UC Davis biomedical engineers and veterinarians collaborate to regrow bone
Amphibians and starfish are known to regenerate their limbs; lizards can partially re-grow their tails. Thanks to the combined efforts of surgeon/professors at UC Davis’ William R. Pritchard Veterinary Medical Teaching Hospital, and biomedical engineers at the campus’ Translating Engineering Advances to Medicine (TEAM) facility, one of nature’s wonders has become a breakthrough medical miracle equally adaptable to mammals.
On May 15, Sacramento’s CBS13 aired a poignant news feature devoted to how the lives of canine patients are being improved by these collaborative UC Davis researchers.
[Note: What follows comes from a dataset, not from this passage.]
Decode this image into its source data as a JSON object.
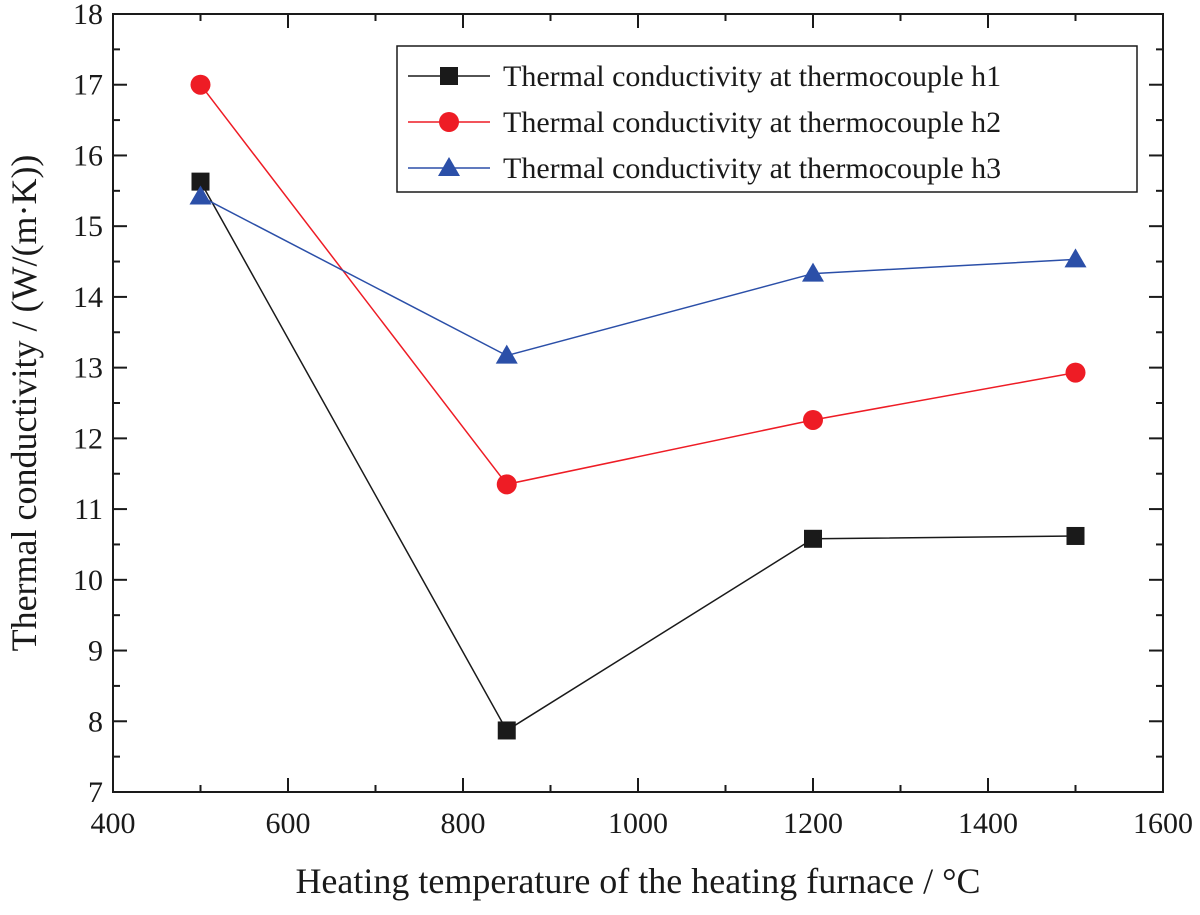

Hoshi, a Montana-based grey speckled collie, enjoys a renewed quality of life thanks to a regenerated lower front jaw; Lad, a collie from Kentucky, soon will have an entire replacement lower jaw.
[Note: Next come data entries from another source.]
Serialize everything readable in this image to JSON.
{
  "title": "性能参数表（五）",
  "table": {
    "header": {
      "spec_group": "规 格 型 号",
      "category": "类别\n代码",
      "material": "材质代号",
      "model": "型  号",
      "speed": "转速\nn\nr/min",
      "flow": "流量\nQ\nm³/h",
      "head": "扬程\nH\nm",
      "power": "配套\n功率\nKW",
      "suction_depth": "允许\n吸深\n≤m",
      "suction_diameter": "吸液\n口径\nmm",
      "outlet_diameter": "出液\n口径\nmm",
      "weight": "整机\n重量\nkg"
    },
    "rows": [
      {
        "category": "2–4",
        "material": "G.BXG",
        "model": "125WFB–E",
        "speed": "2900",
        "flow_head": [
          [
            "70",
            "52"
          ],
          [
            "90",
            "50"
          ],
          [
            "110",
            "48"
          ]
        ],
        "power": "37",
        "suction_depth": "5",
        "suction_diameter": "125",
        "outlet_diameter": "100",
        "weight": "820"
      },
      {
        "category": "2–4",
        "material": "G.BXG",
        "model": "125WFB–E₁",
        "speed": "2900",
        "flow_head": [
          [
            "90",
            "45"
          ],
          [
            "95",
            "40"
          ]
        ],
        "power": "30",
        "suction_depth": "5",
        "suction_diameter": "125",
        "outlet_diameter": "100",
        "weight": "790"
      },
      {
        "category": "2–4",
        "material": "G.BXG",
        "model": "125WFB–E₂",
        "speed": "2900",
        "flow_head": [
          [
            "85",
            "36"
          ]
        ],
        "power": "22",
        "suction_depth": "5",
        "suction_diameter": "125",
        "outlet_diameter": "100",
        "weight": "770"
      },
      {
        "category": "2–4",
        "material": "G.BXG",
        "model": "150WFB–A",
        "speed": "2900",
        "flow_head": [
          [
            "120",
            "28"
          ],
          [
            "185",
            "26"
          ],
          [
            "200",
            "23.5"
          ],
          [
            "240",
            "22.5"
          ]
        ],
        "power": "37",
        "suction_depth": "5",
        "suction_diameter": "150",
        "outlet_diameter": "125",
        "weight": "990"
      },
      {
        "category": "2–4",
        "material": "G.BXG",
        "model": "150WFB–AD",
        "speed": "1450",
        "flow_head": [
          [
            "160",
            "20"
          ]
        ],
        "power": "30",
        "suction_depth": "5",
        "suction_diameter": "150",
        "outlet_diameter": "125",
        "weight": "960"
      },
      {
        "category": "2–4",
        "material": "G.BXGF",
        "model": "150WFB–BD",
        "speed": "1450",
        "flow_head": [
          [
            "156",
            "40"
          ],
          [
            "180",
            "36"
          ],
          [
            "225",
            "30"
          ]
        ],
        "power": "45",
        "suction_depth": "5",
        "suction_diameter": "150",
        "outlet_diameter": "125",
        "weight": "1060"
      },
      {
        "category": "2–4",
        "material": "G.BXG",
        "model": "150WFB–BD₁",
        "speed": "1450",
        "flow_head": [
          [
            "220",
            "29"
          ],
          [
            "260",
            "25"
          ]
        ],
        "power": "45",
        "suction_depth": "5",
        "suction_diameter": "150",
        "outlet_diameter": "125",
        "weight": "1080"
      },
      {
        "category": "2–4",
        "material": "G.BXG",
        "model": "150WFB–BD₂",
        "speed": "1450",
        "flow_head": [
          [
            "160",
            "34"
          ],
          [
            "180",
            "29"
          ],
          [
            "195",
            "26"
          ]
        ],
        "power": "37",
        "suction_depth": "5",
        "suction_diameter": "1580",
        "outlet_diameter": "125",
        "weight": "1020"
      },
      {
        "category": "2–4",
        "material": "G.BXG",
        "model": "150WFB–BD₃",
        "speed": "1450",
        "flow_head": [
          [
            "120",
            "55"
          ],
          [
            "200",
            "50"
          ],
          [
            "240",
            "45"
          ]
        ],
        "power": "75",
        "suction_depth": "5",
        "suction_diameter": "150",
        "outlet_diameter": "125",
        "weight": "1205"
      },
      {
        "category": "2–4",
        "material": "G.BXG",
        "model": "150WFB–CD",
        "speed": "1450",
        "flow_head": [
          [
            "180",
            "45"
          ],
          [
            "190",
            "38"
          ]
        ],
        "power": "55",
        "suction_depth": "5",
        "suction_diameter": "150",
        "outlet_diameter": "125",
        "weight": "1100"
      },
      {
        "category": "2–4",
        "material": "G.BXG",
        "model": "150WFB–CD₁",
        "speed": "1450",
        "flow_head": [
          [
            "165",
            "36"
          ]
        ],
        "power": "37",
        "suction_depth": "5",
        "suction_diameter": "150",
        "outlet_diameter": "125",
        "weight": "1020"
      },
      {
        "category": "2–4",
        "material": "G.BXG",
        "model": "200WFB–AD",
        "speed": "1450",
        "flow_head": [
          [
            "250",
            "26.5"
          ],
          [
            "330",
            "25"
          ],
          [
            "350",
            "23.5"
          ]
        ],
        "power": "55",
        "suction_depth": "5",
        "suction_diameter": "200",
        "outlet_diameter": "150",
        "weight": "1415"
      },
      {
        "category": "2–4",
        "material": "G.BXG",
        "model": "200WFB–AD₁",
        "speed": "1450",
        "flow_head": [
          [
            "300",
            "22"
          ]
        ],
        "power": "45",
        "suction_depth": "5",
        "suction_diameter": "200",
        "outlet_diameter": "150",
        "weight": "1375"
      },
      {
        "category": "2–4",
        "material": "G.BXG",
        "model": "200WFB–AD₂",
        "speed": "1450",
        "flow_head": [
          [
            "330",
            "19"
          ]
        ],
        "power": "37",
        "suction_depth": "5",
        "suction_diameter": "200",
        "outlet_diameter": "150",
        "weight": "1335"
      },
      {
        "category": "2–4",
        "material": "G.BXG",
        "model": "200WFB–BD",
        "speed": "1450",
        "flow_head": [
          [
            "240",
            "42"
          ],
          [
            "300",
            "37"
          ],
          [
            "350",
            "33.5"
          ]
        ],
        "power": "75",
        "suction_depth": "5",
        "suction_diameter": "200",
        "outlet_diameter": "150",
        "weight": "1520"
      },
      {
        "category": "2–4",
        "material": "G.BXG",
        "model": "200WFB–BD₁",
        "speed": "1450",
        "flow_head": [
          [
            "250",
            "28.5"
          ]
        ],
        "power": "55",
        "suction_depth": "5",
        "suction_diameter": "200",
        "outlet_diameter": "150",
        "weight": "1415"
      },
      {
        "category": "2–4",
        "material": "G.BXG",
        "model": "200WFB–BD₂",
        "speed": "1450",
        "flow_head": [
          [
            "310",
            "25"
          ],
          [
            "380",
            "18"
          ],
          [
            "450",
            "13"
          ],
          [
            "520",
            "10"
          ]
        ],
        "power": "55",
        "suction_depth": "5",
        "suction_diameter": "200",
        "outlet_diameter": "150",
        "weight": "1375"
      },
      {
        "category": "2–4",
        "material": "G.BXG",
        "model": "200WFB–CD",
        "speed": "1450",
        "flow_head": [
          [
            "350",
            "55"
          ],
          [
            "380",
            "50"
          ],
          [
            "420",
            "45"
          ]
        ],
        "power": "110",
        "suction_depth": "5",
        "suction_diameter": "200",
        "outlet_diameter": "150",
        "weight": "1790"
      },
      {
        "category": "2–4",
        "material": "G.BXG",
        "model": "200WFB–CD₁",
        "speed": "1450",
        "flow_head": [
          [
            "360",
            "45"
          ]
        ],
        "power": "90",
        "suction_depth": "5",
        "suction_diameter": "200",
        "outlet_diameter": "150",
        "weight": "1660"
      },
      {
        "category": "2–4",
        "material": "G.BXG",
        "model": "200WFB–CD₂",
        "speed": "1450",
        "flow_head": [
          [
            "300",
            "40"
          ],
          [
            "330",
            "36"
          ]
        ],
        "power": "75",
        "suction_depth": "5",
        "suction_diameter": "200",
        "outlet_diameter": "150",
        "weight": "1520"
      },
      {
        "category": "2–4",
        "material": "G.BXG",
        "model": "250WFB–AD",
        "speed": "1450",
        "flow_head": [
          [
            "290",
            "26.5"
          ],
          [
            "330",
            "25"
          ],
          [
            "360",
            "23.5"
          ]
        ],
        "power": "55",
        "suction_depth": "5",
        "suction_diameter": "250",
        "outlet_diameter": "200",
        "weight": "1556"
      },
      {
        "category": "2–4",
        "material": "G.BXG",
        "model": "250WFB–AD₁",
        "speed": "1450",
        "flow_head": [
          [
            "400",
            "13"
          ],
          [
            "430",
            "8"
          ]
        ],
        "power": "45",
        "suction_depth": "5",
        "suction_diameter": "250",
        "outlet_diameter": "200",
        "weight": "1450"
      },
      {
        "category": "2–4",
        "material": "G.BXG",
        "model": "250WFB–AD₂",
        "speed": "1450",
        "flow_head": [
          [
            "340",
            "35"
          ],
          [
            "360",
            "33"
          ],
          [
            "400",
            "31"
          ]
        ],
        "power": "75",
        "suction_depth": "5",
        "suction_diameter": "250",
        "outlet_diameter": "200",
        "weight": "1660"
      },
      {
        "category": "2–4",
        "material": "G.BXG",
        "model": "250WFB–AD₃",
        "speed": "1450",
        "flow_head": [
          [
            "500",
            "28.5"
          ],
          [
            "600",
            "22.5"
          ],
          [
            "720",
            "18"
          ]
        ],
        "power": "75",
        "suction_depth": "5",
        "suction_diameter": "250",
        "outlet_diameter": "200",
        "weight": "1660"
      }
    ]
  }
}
The surgical procedure was developed by biomedical engineer Dan Huey and veterinary surgeon Boaz Arzi, while both served as postdoctoral researchers in a lab overseen by Kyriacos A. Athanasiou, a distinguished professor and chair of the UC Davis Department of Biomedical Engineering. Working with the UC Davis School of Veterinary Medicine’s Dr. Frank Verstraete, Huey and Arzi refined the technique, which involves removing the diseased or damaged jawbone, and then filling the resulting cavity with a precisely measured titanium plate that holds a special sponge soaked in bone morphogenic protein. Over a period of eight to 10 weeks, this sponge-filled “scaffold” induces the remaining jawbone to grow new bone cells.
Result: a happier, healthy dog that regains her well-shaped facial characteristics.
This revolutionary procedure is augmented further by the morphological precision enabled by the TEAM lab staff, overseen by Athanasiou and assistant directors Marc Facciotti and Jerry Hu. Thanks to fabrication and prototyping equipment that includes NextEngine 3D scanners and Polyjet 3D printers, Lucero and his colleagues are able to craft precise models of the patient’s entire skull and proposed replacement jaw, which allows the crucial titanium scaffolding to be prepared prior to — rather than during — the already complicated surgery. Aside from granting everybody involved plenty of time to fine-tune this metal plate as precisely as possible, the surgical procedure itself requires less time, and therefore is less dangerous to the canine patient.
Looking ahead, this collaborative procedure has the potential to offer similar benefits for people who suffer from various forms of bone cancer, or who’ve been in disfiguring accidents.
“There’s a good possibility this may spill over into human reconstructive surgery,” Dr. Verstraete acknowledged, during the CBS13 news report.
Many pet lovers first learned of this procedure back in August 2012, when it was employed to give a healthy new jawbone to Whiskey, a 60-pound Munsterlander who lives in San Francisco. Since then, subsequent canine patients from around the world have come to UC Davis in hopes of restoring damaged jaws, and have included three full-arch re-growth surgeries and more than a dozen partial re-growths, all of which have been successful.